NewsON is a local news service that enables users to see live and on demand local news broadcasts and video clips from TV stations across the United States. As of February 2021, NewsON includes over 275 TV stations from over 160 markets, covering more than 75% of the US population.

The app is available on mobile phones, tablets and connected TVs, including iPhones, iPads, Android phones, Android tablets, Roku connected TV devices, Fire TV and Apple TV. NewsON also offers a streaming website.

NewsON was announced on June 9, 2015, as a venture formed by five of the largest TV station groups in the United States. The founding members were ABC Owned Television Stations, Cox Media Group, Hearst Television, Media General, and Raycom Media. Hubbard Broadcasting announced its participation as an investor in November 2015, Sinclair Broadcast Group announced its investment in January 2016, and Nexstar Broadcasting Group (now Nexstar Media Group) announced its investment in April 2016.
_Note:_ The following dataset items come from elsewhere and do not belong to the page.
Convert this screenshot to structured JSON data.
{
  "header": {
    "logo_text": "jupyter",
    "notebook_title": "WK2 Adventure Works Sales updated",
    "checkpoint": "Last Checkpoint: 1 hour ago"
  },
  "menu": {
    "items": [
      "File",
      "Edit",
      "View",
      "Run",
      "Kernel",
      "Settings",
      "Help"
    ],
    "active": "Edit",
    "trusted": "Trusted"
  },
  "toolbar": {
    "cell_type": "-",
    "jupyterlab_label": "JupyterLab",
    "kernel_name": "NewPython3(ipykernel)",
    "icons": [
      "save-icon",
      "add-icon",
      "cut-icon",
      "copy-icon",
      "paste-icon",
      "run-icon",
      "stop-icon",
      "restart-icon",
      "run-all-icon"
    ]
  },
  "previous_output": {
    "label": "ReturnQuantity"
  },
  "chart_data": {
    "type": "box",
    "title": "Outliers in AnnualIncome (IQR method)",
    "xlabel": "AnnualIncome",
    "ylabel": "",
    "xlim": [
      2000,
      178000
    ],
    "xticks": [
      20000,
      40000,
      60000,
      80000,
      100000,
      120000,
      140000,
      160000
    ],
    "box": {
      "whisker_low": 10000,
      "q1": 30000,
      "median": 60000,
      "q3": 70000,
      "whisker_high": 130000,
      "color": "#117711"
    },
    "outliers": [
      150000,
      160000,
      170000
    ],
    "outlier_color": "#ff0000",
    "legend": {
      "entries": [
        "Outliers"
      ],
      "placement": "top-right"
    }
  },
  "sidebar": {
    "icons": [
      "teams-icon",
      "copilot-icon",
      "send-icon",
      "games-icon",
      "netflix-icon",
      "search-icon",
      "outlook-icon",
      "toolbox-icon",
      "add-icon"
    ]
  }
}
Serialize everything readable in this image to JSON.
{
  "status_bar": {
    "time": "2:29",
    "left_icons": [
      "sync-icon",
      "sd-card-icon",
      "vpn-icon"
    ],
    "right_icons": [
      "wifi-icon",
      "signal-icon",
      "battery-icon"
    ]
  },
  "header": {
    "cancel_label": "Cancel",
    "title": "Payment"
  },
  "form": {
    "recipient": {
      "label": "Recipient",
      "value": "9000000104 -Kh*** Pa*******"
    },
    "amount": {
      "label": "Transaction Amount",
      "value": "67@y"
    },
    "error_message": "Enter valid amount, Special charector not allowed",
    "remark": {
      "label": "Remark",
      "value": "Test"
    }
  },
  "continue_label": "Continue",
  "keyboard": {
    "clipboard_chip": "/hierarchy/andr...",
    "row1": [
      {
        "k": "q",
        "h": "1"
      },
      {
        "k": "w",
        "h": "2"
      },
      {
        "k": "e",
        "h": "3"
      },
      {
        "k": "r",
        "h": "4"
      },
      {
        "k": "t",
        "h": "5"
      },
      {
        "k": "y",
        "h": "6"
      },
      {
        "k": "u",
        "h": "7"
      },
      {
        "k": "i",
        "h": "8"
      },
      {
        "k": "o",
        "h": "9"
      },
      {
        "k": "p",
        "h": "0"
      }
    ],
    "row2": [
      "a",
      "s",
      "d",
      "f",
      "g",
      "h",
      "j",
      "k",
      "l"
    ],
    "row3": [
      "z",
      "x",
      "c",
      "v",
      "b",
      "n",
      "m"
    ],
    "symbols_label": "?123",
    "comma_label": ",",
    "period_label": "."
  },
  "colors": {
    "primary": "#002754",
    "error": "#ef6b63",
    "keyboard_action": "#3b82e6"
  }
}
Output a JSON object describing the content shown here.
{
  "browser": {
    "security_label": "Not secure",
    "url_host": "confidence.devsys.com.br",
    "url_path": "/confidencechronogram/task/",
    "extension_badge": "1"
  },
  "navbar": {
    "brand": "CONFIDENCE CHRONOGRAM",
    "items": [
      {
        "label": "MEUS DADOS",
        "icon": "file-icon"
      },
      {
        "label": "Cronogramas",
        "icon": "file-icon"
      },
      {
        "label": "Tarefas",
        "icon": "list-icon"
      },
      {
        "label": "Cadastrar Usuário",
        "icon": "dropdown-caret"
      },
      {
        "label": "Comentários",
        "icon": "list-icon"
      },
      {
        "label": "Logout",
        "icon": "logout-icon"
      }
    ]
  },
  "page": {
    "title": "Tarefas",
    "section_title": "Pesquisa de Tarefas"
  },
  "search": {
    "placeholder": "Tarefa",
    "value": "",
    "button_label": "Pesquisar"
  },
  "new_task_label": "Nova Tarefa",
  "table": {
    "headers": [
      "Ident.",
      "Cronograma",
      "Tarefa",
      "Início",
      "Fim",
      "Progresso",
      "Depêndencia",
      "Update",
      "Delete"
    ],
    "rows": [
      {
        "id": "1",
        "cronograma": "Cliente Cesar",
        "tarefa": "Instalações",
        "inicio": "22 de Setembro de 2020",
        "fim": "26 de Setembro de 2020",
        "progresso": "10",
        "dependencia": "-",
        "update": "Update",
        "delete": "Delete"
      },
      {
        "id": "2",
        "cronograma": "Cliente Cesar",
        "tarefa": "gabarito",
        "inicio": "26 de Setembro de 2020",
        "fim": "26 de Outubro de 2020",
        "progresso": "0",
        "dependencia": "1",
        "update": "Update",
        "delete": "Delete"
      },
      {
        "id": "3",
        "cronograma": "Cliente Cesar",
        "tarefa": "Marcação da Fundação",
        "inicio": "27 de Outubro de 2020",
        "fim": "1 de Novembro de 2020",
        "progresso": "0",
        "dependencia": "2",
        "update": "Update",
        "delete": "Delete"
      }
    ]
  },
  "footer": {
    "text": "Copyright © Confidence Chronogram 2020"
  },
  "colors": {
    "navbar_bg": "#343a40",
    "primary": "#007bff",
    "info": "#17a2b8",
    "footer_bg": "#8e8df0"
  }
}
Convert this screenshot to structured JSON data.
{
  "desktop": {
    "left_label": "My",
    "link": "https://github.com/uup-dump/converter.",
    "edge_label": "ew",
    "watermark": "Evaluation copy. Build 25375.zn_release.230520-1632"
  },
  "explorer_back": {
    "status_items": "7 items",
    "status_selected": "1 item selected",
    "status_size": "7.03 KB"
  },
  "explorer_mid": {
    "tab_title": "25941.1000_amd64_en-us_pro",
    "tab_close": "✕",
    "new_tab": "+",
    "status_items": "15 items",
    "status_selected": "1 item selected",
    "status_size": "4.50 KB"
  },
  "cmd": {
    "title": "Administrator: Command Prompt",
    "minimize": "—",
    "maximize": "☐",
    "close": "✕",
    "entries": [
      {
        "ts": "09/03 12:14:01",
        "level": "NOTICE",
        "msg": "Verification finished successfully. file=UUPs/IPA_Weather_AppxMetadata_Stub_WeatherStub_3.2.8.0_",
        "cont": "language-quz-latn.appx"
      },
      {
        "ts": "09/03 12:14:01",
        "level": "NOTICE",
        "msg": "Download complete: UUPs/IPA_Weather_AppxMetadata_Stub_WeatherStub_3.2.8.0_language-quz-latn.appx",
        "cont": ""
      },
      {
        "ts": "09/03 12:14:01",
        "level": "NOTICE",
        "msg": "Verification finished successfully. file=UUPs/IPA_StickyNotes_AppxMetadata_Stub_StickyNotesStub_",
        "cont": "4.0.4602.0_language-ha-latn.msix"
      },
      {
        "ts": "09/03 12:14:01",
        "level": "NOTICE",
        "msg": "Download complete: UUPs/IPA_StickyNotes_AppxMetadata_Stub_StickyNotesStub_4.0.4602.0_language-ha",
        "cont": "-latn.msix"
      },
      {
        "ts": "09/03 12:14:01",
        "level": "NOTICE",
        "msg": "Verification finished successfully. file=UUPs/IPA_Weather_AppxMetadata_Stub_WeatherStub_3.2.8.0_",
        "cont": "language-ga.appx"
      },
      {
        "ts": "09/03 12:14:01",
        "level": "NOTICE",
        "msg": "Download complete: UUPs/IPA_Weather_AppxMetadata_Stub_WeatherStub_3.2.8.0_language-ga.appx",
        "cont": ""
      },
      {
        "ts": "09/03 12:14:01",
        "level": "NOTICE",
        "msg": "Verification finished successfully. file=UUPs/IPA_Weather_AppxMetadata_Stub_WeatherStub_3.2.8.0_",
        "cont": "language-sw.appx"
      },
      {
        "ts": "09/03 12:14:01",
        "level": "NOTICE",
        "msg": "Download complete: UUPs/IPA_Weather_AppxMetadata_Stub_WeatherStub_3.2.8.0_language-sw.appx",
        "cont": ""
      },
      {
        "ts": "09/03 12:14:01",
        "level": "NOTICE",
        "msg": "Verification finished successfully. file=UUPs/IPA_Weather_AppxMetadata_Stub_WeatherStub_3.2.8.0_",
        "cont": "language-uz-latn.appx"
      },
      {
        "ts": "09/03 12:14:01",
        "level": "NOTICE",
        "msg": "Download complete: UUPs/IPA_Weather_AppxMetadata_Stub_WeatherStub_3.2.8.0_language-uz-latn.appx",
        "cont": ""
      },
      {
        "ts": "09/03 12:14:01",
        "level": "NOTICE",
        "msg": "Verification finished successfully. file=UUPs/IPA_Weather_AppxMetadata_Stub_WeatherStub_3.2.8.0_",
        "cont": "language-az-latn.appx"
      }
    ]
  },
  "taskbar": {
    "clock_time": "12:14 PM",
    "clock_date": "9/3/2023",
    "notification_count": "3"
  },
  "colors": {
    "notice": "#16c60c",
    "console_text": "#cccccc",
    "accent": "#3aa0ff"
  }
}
Current participating station groups are Berkshire Hathaway, Block Communications, Capitol Broadcasting Company, CBS News and Stations, Cowles Company, Cox Media Group, E. W. Scripps Company, Fort Myers Broadcasting Company, Forum Communications, Hearst Television, Heritage Broadcasting Company, Hubbard Broadcasting, Morgan Murphy Media, News-Press & Gazette Company, Paxton Media Group, Sinclair Broadcast Group and Tegna Inc.

The service launched to the public on November 4, 2015, on iOS, Android, and Roku. Viewers can share what they've seen on social media platforms such as Facebook or Twitter.

On January 1, 2020, ABC Owned Television Stations removed their eight stations from the service.

In November 2021, Gray Television removed their stations from NewsON in favor of Zeam (formerly known as VUit).